I have 3 1934A $10 stars with the serials ending in 5,6 and 8 (not single digit serials, I wish). Almost consecutive. My question is, the face plates are E89, A89 and B89, and the back plates are 678,680 and 680, why does this occur on consecutive notes?
I believe this series was printed and distributed from the mid to late 30’s through the mid 40’s on 12-subject sheets. I’m guessing back plates were used randomly and face plates should have been alphabetically consecutive. Maybe @Numbers will see this thread and chime in.

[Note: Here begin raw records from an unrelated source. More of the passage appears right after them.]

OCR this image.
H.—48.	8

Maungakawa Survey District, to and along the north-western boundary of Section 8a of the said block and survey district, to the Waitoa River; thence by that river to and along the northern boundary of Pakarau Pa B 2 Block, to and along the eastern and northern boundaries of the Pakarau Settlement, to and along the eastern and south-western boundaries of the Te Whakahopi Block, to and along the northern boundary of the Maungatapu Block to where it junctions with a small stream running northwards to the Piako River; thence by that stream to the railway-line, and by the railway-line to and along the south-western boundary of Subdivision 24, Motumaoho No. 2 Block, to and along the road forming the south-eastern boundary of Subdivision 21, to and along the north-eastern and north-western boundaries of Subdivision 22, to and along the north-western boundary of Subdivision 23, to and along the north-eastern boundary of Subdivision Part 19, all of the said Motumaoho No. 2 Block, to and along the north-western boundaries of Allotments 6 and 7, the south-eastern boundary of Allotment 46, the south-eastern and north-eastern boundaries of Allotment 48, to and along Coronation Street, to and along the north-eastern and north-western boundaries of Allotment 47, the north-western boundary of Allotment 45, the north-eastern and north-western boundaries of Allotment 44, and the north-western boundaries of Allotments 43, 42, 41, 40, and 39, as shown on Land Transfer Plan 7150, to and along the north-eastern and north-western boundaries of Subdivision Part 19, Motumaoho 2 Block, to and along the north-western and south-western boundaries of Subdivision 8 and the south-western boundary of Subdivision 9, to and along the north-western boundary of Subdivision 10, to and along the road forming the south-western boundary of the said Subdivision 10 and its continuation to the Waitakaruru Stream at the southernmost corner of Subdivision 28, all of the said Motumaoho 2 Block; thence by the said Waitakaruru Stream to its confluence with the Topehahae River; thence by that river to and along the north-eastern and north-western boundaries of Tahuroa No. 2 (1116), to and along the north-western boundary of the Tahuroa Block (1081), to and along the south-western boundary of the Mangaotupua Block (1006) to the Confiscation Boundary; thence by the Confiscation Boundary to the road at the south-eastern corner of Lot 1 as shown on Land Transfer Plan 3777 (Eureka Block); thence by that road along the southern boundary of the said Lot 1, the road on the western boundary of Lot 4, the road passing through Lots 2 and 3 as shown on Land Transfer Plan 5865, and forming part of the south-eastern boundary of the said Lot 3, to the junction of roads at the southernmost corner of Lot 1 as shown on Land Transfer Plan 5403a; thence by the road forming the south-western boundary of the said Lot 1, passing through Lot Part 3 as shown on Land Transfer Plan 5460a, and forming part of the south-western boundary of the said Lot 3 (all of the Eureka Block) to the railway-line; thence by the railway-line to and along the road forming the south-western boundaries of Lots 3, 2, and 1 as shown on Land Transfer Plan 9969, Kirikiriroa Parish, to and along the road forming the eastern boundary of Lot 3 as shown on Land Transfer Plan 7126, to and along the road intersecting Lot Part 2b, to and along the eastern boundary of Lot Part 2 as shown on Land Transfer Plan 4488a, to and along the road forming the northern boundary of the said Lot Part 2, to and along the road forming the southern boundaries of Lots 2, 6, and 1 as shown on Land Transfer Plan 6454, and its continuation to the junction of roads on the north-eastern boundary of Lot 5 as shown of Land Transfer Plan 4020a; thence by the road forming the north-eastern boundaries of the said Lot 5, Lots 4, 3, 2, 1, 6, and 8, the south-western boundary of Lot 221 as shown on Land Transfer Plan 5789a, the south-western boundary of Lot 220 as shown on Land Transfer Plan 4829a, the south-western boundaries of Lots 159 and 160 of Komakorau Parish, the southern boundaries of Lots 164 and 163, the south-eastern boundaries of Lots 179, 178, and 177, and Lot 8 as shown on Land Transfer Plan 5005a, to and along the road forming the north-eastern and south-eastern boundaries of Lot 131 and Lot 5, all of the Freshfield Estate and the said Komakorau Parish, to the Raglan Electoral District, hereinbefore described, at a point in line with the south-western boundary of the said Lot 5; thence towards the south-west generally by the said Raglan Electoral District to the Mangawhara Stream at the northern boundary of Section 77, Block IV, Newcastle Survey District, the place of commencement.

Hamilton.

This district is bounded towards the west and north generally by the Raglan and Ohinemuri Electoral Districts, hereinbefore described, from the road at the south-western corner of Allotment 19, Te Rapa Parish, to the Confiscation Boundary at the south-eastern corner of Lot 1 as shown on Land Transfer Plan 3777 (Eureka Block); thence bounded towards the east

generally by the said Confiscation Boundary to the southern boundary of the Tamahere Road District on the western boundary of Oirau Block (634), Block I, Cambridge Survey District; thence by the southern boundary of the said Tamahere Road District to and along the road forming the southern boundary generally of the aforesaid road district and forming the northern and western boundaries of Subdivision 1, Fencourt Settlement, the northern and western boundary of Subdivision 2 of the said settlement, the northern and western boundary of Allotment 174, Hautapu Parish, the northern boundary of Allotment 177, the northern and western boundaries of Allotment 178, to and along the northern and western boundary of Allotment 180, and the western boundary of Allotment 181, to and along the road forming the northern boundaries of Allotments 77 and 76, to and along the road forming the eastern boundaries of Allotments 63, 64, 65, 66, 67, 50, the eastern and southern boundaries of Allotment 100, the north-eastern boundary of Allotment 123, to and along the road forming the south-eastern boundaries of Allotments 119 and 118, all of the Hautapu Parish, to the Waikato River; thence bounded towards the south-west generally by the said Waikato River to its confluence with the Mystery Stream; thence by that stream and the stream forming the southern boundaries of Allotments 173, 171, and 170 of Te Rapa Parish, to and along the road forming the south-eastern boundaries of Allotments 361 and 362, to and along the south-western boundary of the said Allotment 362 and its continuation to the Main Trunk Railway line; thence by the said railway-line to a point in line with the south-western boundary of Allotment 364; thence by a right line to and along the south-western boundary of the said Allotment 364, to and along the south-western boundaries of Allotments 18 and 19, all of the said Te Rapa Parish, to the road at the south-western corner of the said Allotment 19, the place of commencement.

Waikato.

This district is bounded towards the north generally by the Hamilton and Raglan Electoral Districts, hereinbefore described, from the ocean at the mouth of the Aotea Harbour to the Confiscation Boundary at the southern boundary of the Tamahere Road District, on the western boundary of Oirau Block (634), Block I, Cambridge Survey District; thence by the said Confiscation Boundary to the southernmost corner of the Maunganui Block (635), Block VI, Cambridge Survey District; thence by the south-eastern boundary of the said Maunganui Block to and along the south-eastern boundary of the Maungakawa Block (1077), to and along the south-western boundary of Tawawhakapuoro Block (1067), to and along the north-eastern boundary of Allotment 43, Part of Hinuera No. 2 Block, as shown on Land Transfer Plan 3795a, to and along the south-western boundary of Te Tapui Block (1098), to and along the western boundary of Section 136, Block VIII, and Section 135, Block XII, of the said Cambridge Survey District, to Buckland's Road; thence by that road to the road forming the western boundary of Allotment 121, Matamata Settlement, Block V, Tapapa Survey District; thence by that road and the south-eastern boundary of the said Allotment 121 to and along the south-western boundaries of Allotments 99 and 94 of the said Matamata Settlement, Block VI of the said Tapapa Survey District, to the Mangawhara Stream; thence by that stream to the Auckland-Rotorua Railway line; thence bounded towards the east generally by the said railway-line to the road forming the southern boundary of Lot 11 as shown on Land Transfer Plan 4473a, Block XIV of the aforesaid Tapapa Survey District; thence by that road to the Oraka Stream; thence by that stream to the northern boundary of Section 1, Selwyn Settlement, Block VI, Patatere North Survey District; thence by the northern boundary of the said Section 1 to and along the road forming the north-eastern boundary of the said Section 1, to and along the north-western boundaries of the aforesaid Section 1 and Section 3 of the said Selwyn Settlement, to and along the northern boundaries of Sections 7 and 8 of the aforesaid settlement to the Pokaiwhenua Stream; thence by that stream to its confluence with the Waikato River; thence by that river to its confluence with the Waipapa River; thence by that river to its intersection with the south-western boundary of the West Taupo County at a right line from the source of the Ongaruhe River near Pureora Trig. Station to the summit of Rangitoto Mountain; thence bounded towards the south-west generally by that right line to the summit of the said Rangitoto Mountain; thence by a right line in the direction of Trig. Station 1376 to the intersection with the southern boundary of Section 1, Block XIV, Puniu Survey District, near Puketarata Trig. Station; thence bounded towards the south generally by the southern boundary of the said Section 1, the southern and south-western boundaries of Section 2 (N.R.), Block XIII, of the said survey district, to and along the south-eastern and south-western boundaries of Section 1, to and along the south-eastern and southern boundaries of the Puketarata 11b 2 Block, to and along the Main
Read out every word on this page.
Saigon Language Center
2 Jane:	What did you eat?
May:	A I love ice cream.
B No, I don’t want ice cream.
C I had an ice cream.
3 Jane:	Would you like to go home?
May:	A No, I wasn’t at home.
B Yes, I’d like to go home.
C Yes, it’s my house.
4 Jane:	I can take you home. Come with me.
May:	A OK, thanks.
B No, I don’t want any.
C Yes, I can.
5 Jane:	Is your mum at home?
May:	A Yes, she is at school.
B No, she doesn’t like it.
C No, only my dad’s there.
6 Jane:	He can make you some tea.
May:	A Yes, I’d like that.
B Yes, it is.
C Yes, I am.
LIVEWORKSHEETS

They were printed in 12-subject sheets, yes. Also, the serialling worked very differently than it does today: the sheets were consecutive-numbered rather than skip-numbered. Nowadays, a pack of 100 consecutive notes come from 100 different sheets--the sheets are numbered in such a way that a stack of 100 sheets can be cut directly into a bunch of 100-note packs, with no need to sort the notes into order after cutting. So the top sheet of the stack might contain serial numbers 1, 101, 201, 301, and so forth. In the 12-subject era, the serialling was consecutive down each half of the sheet, so the sheet that contained serial number 1 (in position A) would also contain 2, 3, 4, 5, 6 (in positions B through F). Most of the time, though, the other side of the sheet (positions G through L) would *not* get serials 7-12; those would be on the A-through-F side of the next sheet. The result is that if you get a pack of consecutive new notes, you get a cycle of plate positions that looks like either A-B-C-D-E-F-A-... or G-H-I-J-K-L-G-...; you don't generally get all twelve positions in the same pack. Six consecutive notes all come from the same sheet, so they all have the same face plate and back plate numbers. But whenever the position jumps from F back to A, or L back to G, you've switched to a new sheet, and the plate numbers may change. Most of the intaglio presses of that era used four plates in rotation, so you expect to see four different plate numbers (in a span of 24 notes) before they start to repeat. But the sheets were inspected after the back printing, and again after the face printing, and defective sheets were removed at each stage--so it's not unusual to see a sequence of plate numbers that doesn't stay perfectly in rotation. In the case of the OP's notes, the pile of sheets that went through the serialling press apparently had two sheets in a row with face plate 89, but they had different back plates, 678 and 680. So the positions and plate numbers of twelve consecutive notes would have been A89 / 678 B89 / 678 C89 / 678 D89 / 678 E89 / 678 F89 / 678 A89 / 680 B89 / 680 C89 / 680 D89 / 680 E89 / 680 F89 / 680 and then the next note after that would have been position A of the next sheet, and both the face plate and back plate numbers might have changed again (or might not). Clear as mud?